After undergoing anode furnace refining, anode plates derived from scrap copper are shaped and then fed into electrolytic cells for electrolytic refining. Currently, electrolytic refining primarily employs two methods: the starter sheet method and the permanent cathode method (ISA method); a small number of manufacturers utilize the periodic reverse current (PRC) method. When comprehensively evaluating factors such as process maturity, product quality, and economic benefits, the permanent cathode method emerges as the preferred choice.

I. Advantages and Disadvantages of the Starter Sheet Method

1. By utilizing highly automated cathode and anode processing units, the verticality of the electrode plates can be effectively improved, thereby ensuring the consistent production of standard cathode copper.

2. The manufacturing process for starter sheets is complex, requiring a dedicated production system; this entails significant metal inventory requirements and high labor consumption.
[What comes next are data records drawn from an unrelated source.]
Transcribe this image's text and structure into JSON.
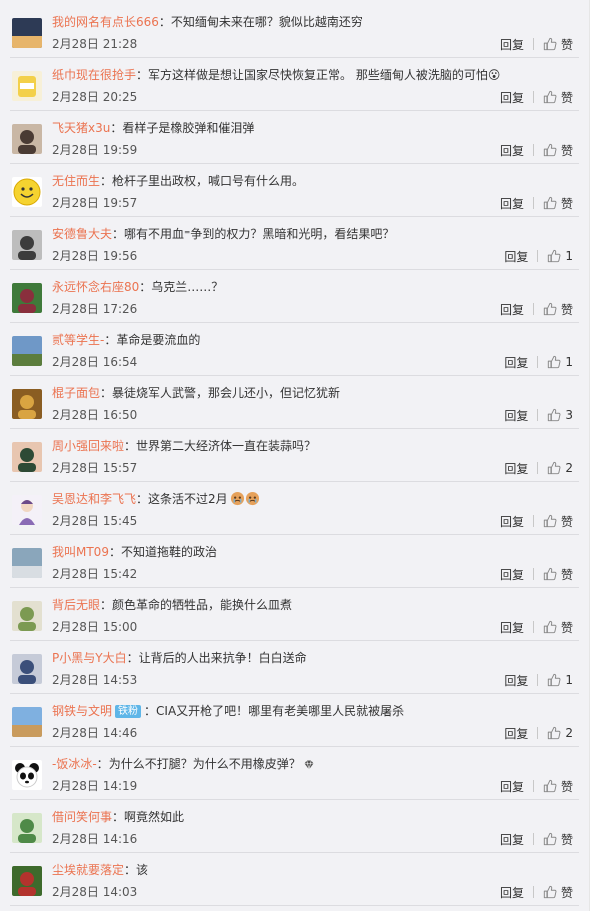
{
  "comments": [
    {
      "user": "我的网名有点长666",
      "text": "不知缅甸未来在哪？貌似比越南还穷",
      "time": "2月28日 21:28",
      "reply": "回复",
      "likes": "赞",
      "avatar": "avatar-sunset",
      "avatar_colors": [
        "#2d3a55",
        "#e7b56b"
      ],
      "badge": "",
      "emoji": ""
    },
    {
      "user": "纸巾现在很抢手",
      "text": "军方这样做是想让国家尽快恢复正常。 那些缅甸人被洗脑的可怕😮",
      "time": "2月28日 20:25",
      "reply": "回复",
      "likes": "赞",
      "avatar": "avatar-yellow-can",
      "avatar_colors": [
        "#f3d04a",
        "#ffffff"
      ],
      "badge": "",
      "emoji": ""
    },
    {
      "user": "飞天猪x3u",
      "text": "看样子是橡胶弹和催泪弹",
      "time": "2月28日 19:59",
      "reply": "回复",
      "likes": "赞",
      "avatar": "avatar-portrait",
      "avatar_colors": [
        "#4a3b34",
        "#c9b7a5"
      ],
      "badge": "",
      "emoji": ""
    },
    {
      "user": "无住而生",
      "text": "枪杆子里出政权，喊口号有什么用。",
      "time": "2月28日 19:57",
      "reply": "回复",
      "likes": "赞",
      "avatar": "avatar-smiley",
      "avatar_colors": [
        "#f5d330",
        "#ffffff"
      ],
      "badge": "",
      "emoji": ""
    },
    {
      "user": "安德鲁大夫",
      "text": "哪有不用血⁼争到的权力？黑暗和光明，看结果吧？",
      "time": "2月28日 19:56",
      "reply": "回复",
      "likes": "1",
      "avatar": "avatar-bw-portrait",
      "avatar_colors": [
        "#3c3c3c",
        "#bdbdbd"
      ],
      "badge": "",
      "emoji": ""
    },
    {
      "user": "永远怀念右座80",
      "text": "乌克兰……？",
      "time": "2月28日 17:26",
      "reply": "回复",
      "likes": "赞",
      "avatar": "avatar-flower",
      "avatar_colors": [
        "#8a2f3d",
        "#3f7a3a"
      ],
      "badge": "",
      "emoji": ""
    },
    {
      "user": "贰等学生-",
      "text": "革命是要流血的",
      "time": "2月28日 16:54",
      "reply": "回复",
      "likes": "1",
      "avatar": "avatar-landscape",
      "avatar_colors": [
        "#6f98c7",
        "#5c7d3d"
      ],
      "badge": "",
      "emoji": ""
    },
    {
      "user": "棍子面包",
      "text": "暴徒烧军人武警，那会儿还小，但记忆犹新",
      "time": "2月28日 16:50",
      "reply": "回复",
      "likes": "3",
      "avatar": "avatar-cat",
      "avatar_colors": [
        "#d9a441",
        "#8a5d22"
      ],
      "badge": "",
      "emoji": ""
    },
    {
      "user": "周小强回来啦",
      "text": "世界第二大经济体一直在装蒜吗？",
      "time": "2月28日 15:57",
      "reply": "回复",
      "likes": "2",
      "avatar": "avatar-girl",
      "avatar_colors": [
        "#2d4a35",
        "#e8c6b0"
      ],
      "badge": "",
      "emoji": ""
    },
    {
      "user": "吴恩达和李飞飞",
      "text": "这条活不过2月",
      "time": "2月28日 15:45",
      "reply": "回复",
      "likes": "赞",
      "avatar": "avatar-cartoon",
      "avatar_colors": [
        "#f4f1f8",
        "#8a6bb5"
      ],
      "badge": "",
      "emoji": "crying-face-icon"
    },
    {
      "user": "我叫MT09",
      "text": "不知道拖鞋的政治",
      "time": "2月28日 15:42",
      "reply": "回复",
      "likes": "赞",
      "avatar": "avatar-car",
      "avatar_colors": [
        "#8aa6bb",
        "#d8dde2"
      ],
      "badge": "",
      "emoji": ""
    },
    {
      "user": "背后无眼",
      "text": "颜色革命的牺牲品，能换什么皿煮",
      "time": "2月28日 15:00",
      "reply": "回复",
      "likes": "赞",
      "avatar": "avatar-dogs",
      "avatar_colors": [
        "#7c9a52",
        "#e3e0d0"
      ],
      "badge": "",
      "emoji": ""
    },
    {
      "user": "P小黑与Y大白",
      "text": "让背后的人出来抗争！白白送命",
      "time": "2月28日 14:53",
      "reply": "回复",
      "likes": "1",
      "avatar": "avatar-person-blue",
      "avatar_colors": [
        "#3b4f7a",
        "#c6cbd8"
      ],
      "badge": "",
      "emoji": ""
    },
    {
      "user": "钢铁与文明",
      "text": "CIA又开枪了吧！哪里有老美哪里人民就被屠杀",
      "time": "2月28日 14:46",
      "reply": "回复",
      "likes": "2",
      "avatar": "avatar-sky",
      "avatar_colors": [
        "#7fb0e0",
        "#c99b5d"
      ],
      "badge": "铁粉",
      "emoji": ""
    },
    {
      "user": "-饭冰冰-",
      "text": "为什么不打腿？为什么不用橡皮弹？",
      "time": "2月28日 14:19",
      "reply": "回复",
      "likes": "赞",
      "avatar": "avatar-panda",
      "avatar_colors": [
        "#111111",
        "#ffffff"
      ],
      "badge": "",
      "emoji": "diamond-icon"
    },
    {
      "user": "借问笑何事",
      "text": "啊竟然如此",
      "time": "2月28日 14:16",
      "reply": "回复",
      "likes": "赞",
      "avatar": "avatar-green-figure",
      "avatar_colors": [
        "#4f8a48",
        "#d6e7c9"
      ],
      "badge": "",
      "emoji": ""
    },
    {
      "user": "尘埃就要落定",
      "text": "该",
      "time": "2月28日 14:03",
      "reply": "回复",
      "likes": "赞",
      "avatar": "avatar-red-flowers",
      "avatar_colors": [
        "#b3332d",
        "#3e6a2c"
      ],
      "badge": "",
      "emoji": ""
    }
  ]
}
3. Starter sheets are relatively soft in texture, making it difficult to guarantee their flatness. This is particularly problematic during the electrolysis of large-format plates, where short circuits are prone to occur, leading to anode slime adhering to the cathode and compromising the quality of the copper product. Consequently, production operations often necessitate increasing the electrode spacing and reducing the current density—thereby sacrificing a degree of efficiency—in order to safeguard product quality.

II. Advantages and Disadvantages of the Permanent Cathode Method

1. This method utilizes stainless steel cathode plates to replace traditional starter sheets. These stainless steel cathodes are reusable, require neither parting agents nor straightening, and—once placed in the electrolytic cell—remain protected by cathodic protection, thereby preventing corrosion.

2. Current densities can reach as high as 280–330 A/m², while the electrode spacing remains relatively narrow at just 95–100 mm.

3. The cathode cycle is short (typically 6–8 days), resulting in minimal metal inventory accumulation and lower working capital requirements.

4. The anode scrap rate is reduced to between 12% and 16%, thereby lowering the costs associated with processing anode scraps.

5. Steam consumption is less than 0.6 t/t-Cu, representing an improvement over the 0.6–0.8 t/t-Cu range typical of traditional methods.

6. The overall process is simplified, eliminating the need for a "seed plate" system and the starter sheet manufacturing stage; this results in a high degree of automation and a reduced requirement for operating personnel.

When comprehensively assessing production efficiency, product quality, and operating costs, the permanent cathode method demonstrates clear superiority in terms of both economic viability and technical advancement. Therefore, adopting the permanent cathode method constitutes a highly appropriate choice for the electrolytic refining of scrap copper.